Teror Matahari di Negeri Sakura, Gelombang Panas Renggut Korban Jiwa

Ilustrasi warga Jepang sedang memakai payung.
Sumber :
  • https://www.pexels.com/photo/two-women-wearing-traditional-dresses-standing-near-house-1279309/

Lifestyle, VIVA Bali – Musim panas belum mencapai puncaknya, namun Jepang sudah terhuyung di bawah teriknya matahari. Suhu ekstrem menyelimuti sejumlah wilayah, dan dampaknya langsung terasa, satu orang meninggal dunia, ratusan lainnya jatuh sakit, dan rumah-rumah sakit mulai kewalahan menerima pasien dengan gejala sengatan panas.

Kamis (20/6) menjadi hari yang berat bagi warga Tokyo. Menurut laporan NHK, sebanyak 100 orang berusia antara 11 hingga 97 tahun harus dilarikan ke rumah sakit hanya dalam sehari. Mereka diduga mengalami heatstroke, kondisi serius akibat suhu tubuh yang meningkat drastis karena paparan panas berlebihan.

Tak jauh dari Tokyo, kabar duka datang dari Kota Ikeda, Prefektur Osaka. Seorang lansia berusia 90-an meninggal dunia karena diduga tak kuat menghadapi suhu panas ekstrem. Di Tokyo sendiri, tiga orang dilaporkan dalam kondisi kritis, sementara dua lansia lain yang meninggal awal bulan ini juga diperkirakan menjadi korban dari gelombang panas mematikan.

Fenomena suhu tinggi tak hanya melanda Tokyo dan Osaka. Kota Kofu di wilayah tengah Jepang, Takasaki di Prefektur Gunma, serta Shizuoka di pesisir selatan ikut mencatat suhu yang menyentuh dan bahkan melebihi 35°C. Bagi warga, ini bukan sekadar cuaca panas biasa, melainkan kondisi yang bisa mematikan dalam hitungan jam jika tidak diwaspadai.

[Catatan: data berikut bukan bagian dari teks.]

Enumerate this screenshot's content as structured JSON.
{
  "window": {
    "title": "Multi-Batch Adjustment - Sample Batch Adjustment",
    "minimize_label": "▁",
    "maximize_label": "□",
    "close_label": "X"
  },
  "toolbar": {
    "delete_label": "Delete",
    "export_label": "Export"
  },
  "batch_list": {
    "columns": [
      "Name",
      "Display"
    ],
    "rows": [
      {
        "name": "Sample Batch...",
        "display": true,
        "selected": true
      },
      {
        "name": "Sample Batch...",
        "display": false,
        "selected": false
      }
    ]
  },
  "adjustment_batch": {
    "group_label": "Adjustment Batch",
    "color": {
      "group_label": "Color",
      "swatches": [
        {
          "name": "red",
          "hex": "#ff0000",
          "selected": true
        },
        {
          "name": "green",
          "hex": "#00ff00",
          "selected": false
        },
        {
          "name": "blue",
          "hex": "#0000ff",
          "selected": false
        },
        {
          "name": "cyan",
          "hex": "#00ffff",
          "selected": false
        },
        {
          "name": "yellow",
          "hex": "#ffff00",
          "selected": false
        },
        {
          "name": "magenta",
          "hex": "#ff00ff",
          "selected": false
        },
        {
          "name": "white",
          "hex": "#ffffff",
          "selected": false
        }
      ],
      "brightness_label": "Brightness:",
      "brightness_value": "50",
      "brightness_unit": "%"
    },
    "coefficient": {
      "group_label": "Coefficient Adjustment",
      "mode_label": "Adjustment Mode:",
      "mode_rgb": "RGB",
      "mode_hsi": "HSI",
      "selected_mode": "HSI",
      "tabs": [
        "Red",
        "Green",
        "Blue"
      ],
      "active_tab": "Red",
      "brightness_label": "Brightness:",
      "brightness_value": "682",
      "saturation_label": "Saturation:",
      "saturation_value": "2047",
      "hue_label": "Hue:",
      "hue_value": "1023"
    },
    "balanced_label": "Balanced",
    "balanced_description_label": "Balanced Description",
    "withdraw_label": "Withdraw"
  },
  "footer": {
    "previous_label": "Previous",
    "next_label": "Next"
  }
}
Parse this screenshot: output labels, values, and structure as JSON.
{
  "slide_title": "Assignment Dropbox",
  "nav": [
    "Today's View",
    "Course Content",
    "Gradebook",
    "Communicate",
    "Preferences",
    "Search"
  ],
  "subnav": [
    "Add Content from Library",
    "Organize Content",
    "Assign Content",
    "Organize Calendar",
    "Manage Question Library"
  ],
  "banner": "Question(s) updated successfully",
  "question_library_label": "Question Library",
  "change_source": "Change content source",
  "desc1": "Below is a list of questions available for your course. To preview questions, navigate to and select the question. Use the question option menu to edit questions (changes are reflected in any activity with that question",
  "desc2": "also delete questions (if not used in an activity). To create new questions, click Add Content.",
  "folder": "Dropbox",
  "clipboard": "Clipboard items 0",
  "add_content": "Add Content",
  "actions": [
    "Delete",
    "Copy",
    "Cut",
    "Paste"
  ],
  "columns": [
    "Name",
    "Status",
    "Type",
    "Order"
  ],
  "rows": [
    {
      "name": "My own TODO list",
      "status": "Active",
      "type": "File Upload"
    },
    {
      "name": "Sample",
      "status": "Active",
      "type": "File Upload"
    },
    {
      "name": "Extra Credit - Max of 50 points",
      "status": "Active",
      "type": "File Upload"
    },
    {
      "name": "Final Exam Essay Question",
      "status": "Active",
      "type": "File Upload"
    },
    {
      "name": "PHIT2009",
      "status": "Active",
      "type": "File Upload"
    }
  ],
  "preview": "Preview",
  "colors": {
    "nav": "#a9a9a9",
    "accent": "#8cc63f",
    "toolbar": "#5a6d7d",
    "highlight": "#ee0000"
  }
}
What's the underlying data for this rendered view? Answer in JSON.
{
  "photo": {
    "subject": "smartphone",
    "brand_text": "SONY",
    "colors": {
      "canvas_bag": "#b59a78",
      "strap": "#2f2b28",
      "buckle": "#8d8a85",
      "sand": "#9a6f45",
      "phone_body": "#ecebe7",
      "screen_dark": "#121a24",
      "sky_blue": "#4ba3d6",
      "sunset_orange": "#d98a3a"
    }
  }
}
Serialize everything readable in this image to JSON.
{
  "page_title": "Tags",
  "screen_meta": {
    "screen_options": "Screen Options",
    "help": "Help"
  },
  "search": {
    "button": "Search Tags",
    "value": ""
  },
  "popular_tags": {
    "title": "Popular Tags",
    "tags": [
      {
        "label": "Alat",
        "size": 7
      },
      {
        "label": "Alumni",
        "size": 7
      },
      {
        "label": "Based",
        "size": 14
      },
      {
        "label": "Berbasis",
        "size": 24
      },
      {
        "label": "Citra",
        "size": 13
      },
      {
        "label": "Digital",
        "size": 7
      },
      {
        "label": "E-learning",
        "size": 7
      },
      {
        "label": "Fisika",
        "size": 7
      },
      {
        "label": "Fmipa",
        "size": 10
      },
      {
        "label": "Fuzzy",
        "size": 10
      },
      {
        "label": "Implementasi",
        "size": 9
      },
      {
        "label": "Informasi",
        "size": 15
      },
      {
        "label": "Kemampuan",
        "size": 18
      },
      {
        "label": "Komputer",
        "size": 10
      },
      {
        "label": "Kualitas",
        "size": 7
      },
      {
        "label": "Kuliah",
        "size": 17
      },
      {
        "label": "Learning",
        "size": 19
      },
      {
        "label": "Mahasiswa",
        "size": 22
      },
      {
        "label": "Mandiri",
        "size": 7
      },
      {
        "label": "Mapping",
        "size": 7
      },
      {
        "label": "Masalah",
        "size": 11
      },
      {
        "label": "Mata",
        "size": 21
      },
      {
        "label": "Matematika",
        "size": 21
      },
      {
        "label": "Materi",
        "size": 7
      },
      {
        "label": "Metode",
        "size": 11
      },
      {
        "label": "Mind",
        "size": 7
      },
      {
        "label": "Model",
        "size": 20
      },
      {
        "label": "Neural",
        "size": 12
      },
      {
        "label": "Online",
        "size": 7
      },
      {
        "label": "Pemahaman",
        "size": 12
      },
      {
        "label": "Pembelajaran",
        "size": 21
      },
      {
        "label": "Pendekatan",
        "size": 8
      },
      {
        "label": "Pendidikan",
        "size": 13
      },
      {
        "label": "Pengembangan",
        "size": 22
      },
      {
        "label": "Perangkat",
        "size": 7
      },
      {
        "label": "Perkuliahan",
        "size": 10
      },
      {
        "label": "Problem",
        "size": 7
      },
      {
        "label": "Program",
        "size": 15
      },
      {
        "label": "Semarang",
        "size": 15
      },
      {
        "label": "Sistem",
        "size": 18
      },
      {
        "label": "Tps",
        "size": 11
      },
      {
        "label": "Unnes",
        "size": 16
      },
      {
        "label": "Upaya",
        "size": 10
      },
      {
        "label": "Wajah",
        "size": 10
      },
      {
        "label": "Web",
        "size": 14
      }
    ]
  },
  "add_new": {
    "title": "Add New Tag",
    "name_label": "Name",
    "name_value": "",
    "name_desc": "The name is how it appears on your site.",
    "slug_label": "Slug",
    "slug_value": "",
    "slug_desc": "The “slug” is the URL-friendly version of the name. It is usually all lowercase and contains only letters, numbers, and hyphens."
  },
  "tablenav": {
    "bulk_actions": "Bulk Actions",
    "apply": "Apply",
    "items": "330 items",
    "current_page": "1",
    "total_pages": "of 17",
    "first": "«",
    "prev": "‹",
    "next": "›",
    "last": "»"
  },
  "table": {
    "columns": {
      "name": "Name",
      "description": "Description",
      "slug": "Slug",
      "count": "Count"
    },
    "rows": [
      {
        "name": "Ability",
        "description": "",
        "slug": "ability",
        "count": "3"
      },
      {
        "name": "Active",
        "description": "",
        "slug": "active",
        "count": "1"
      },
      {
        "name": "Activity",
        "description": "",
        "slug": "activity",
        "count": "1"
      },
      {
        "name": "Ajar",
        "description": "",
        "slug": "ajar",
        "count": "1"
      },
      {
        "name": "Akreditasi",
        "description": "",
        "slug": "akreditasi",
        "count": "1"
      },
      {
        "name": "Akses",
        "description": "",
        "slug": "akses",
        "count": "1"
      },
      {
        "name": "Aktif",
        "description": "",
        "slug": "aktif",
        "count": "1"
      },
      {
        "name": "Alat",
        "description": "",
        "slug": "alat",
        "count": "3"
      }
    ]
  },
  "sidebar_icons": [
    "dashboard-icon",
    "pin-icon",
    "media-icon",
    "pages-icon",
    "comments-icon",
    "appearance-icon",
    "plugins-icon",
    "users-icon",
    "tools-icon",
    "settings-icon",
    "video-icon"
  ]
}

Media lokal Asahi Shimbun pada Selasa (18/6) juga melaporkan bahwa sedikitnya empat orang meninggal di wilayah Kanto akibat dugaan sengatan panas, memperlihatkan bagaimana fenomena ini bukan lagi insiden terisolasi, melainkan ancaman luas dan nyata.

Sengatan panas (heatstroke) menjadi ancaman paling mematikan bagi kelompok rentan khususnya lansia, anak-anak, dan orang dengan penyakit penyerta. Banyak di antara mereka tinggal di rumah-rumah tanpa pendingin udara. Tak sedikit pula yang tinggal sendiri, membuat pertolongan datang terlambat saat kondisi tubuh mulai memburuk.

“Cuaca seperti ini sangat membahayakan. Bahkan orang dewasa yang sehat pun bisa kolaps jika terlalu lama di luar tanpa perlindungan,” ujar seorang tenaga medis di Tokyo.